The De Lignieres study from Climacteric 2002 could not show an increased risk of breast cancer with use of bio-identical hormones but showed an increased risk with the use of synthetic progestin (Provera/medroxyprogesterone). In fact, they could not justify stopping BHRT(bio-identical), which is beneficial for quality of life, prevention of bone loss and cardiovascular risk profile without activating coagulation and inflammatory protein synthesis as in users of oral estrogens.
The real problem with synthetic HRT is the synthetic progestin(Provera). In contrast, several studies document that higher progesterone levels during pre-menopausal years or during pregnancy are protective against breast cancer. (Campanoli, Journal of Steroid Biochemistry and Molecular Biology, 2005).

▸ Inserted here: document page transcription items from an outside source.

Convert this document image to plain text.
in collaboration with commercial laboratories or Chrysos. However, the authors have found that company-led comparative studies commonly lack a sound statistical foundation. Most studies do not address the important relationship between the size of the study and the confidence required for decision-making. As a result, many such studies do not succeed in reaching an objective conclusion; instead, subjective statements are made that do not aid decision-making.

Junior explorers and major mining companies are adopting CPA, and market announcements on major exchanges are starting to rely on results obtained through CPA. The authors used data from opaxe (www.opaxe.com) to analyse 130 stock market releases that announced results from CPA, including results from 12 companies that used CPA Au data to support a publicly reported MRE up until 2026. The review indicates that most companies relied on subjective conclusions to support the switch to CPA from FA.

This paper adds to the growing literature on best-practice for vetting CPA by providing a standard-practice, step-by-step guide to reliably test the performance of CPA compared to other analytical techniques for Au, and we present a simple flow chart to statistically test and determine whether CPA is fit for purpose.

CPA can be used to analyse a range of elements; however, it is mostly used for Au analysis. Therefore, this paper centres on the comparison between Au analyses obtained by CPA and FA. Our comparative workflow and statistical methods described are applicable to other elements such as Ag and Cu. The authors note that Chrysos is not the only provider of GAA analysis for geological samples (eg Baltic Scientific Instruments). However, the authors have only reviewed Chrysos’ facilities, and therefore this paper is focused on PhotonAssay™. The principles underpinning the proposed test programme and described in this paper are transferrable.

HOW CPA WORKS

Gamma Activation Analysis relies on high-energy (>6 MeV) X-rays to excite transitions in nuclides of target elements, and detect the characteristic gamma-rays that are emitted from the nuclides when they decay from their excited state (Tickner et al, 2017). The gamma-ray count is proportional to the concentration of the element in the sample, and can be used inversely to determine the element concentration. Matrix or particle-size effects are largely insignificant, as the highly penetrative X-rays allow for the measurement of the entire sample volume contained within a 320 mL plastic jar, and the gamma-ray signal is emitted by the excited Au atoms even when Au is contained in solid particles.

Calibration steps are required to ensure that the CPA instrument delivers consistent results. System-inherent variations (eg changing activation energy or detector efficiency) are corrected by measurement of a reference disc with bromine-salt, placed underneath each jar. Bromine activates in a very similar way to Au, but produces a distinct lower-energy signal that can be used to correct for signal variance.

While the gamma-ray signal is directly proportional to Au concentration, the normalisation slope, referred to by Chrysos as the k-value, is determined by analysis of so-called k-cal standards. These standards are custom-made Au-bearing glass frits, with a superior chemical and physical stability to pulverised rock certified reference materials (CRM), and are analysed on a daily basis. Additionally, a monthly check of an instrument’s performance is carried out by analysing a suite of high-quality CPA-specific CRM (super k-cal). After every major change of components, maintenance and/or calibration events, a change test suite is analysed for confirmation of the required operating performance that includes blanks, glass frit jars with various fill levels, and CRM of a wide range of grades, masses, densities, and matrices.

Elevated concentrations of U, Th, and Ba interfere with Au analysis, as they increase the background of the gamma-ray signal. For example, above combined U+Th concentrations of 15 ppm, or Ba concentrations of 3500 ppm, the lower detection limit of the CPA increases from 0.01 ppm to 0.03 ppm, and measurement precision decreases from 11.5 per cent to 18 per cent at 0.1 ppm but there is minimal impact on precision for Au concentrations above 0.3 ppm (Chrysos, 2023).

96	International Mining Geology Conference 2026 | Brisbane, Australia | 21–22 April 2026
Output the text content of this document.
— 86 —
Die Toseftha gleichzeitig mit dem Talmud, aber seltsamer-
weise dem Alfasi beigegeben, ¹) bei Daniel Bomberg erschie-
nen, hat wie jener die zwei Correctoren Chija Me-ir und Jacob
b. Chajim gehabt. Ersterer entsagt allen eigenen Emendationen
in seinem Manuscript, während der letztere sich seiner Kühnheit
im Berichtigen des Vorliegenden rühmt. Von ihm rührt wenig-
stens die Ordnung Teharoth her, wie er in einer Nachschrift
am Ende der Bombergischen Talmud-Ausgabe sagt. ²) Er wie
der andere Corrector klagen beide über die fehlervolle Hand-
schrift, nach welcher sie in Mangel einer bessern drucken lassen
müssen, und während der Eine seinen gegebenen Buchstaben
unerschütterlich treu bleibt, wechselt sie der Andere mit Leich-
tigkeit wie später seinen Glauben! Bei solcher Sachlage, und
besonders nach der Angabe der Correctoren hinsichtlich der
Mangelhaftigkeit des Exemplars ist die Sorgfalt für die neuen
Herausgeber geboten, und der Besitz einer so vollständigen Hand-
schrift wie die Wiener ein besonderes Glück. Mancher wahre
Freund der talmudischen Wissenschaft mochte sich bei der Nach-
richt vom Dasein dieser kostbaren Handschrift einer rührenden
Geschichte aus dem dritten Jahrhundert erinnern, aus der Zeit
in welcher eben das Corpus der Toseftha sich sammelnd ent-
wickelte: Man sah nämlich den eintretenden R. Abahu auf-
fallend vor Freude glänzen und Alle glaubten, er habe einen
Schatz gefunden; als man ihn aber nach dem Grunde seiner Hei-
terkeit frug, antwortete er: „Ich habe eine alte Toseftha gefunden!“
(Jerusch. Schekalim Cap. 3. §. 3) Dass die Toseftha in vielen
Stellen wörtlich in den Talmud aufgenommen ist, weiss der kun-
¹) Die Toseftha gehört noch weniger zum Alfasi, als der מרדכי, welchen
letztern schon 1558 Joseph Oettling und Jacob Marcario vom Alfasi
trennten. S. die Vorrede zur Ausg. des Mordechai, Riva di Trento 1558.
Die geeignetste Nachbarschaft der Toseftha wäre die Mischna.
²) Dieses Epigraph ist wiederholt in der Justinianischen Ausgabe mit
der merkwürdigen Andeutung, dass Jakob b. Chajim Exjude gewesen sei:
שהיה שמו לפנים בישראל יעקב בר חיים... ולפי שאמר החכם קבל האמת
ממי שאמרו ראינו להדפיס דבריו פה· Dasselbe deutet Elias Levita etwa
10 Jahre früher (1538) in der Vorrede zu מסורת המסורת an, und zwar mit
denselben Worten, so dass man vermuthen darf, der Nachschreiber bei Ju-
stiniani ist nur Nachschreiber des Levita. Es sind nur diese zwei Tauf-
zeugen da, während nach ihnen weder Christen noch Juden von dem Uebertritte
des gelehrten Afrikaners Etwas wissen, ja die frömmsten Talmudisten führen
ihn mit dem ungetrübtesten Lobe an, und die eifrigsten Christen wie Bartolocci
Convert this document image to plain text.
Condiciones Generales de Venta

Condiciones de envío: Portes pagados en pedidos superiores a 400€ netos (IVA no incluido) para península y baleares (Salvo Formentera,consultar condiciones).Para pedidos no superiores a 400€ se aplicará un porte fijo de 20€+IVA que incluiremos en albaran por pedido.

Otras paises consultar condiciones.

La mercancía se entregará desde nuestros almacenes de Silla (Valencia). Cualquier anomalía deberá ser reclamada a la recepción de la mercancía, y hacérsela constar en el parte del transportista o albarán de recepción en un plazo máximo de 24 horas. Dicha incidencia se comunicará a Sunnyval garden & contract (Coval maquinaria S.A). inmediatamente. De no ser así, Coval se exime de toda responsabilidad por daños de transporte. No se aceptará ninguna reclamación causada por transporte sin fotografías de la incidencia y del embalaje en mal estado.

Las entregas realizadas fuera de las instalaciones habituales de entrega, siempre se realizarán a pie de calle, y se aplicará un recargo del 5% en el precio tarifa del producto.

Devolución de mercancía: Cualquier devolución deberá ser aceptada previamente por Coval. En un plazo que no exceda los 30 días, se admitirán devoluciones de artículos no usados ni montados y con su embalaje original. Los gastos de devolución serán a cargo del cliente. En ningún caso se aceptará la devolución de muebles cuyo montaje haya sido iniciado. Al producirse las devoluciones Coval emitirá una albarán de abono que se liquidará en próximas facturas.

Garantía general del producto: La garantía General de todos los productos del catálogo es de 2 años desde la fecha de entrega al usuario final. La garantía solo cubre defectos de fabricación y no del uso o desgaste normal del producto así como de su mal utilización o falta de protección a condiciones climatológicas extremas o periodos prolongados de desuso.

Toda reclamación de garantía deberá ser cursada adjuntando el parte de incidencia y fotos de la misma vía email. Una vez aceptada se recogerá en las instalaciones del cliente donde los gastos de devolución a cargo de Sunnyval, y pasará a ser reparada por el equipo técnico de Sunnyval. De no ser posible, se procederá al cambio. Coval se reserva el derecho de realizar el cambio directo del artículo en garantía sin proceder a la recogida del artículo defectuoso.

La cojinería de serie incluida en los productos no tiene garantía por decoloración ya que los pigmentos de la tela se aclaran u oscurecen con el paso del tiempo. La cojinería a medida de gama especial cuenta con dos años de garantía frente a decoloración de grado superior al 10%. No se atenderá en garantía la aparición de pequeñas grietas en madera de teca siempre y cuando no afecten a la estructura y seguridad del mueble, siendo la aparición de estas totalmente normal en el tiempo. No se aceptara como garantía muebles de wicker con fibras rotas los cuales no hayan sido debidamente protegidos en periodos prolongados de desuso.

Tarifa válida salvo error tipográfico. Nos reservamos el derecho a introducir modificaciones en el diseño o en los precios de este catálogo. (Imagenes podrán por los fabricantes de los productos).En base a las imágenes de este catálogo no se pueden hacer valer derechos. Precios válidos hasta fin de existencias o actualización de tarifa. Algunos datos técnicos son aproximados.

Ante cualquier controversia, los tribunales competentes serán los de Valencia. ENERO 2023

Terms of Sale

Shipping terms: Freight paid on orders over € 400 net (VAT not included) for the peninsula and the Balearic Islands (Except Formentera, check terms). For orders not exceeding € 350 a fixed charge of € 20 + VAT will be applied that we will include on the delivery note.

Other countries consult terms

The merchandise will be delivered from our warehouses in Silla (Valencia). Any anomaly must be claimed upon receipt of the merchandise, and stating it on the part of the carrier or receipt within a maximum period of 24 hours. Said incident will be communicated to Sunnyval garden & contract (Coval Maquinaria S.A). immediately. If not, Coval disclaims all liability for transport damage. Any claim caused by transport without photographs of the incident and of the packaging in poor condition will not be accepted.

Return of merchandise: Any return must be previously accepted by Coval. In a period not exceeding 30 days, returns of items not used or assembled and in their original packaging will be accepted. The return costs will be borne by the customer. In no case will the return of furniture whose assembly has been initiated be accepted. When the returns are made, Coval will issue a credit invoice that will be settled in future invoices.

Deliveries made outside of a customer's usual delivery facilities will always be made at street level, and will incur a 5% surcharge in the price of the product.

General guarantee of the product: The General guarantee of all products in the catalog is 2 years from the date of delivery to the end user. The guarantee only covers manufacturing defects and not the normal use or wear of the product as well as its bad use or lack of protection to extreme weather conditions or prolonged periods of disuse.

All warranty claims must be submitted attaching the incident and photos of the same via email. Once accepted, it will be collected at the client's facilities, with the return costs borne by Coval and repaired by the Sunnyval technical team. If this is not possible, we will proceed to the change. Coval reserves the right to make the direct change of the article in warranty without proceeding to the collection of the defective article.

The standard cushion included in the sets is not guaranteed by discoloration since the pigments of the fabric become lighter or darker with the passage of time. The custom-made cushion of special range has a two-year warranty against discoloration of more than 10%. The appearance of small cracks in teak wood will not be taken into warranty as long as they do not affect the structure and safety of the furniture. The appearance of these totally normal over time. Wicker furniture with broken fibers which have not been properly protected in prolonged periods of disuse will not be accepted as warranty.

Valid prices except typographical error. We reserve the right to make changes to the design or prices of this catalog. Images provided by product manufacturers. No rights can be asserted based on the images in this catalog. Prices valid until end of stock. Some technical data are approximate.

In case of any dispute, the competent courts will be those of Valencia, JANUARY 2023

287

In any case, estrogen should not be taken without progesterone which counters the proliferative tissue effect of estrogen on breast and uterine lining.
Bio-identical hormone therapy, which is different from Premarin and Provera, is safe, effective, and proven beyond any reasonable medical and scientific doubt.
Progesterone Deficiency
September 3, 2008 by Candice Lane, M.D.
Filed under For Women
Although the traditional definition of menopause is 12 months without a period, hormone loss can start 10-15 years before this happens. Testosterone starts declining first, and then progesterone. Estrogen is the last to go and is often signaled by the infamous “hot flash” we’ve all heard about.
Most women start feeling differently from their younger selves in their 40’s when progesterone starts declining. But even young women can have decreased progesterone which can manifest as PMS (premenstrual syndrome), often associated with stress or hormonal birth control. The most common symptoms of decreased progesterone include:
- Anxiety
- Depression
- Irritability
- Insomnia
- Mood swings
- Osteoporosis
- Pain and inflammation (aching joints, back)
- Increasing HDL cholesterol
- Excessive menstruation
- Weight gain or inability to lose weight.
- Fibroids
- Fibrocystic disease of the breast
- Breast tenderness
- Bloating
- Indigestion
- Gas
- Snoring
- Migraine headaches
There are other causes of decreased progesterone besides decreased production. These include:
- Stress
- Antidepressants
- Sugar
- Saturated fats
- Deficiency of vitamins A, B6, C, and Zinc
- Decreased thyroid hormone
- Taking progestins (a synthetic progesterone) in birth control pills and birth control devices, or in Prempro (synthetic hormone replacement)
Natural bioidentical (same molecular structure as in the human body) progesterone
has many beneficial effects including:
- A calming effect
- Helps sleep
- Balances estrogen
- Lowers blood pressure
- Helps the body metabolize fats
- Lowers cholesterol
- Increases scalp hair
- Is a natural diuretic
- Is a natural antidepressant
- Increases metabolic rate
If are experiencing the symptoms of progesterone deficiency, it is important to be tested by a knowledgeable physician to see if you need replacement. Natural bioidentical progesterone replacement may be all you need to start feeling yourself again.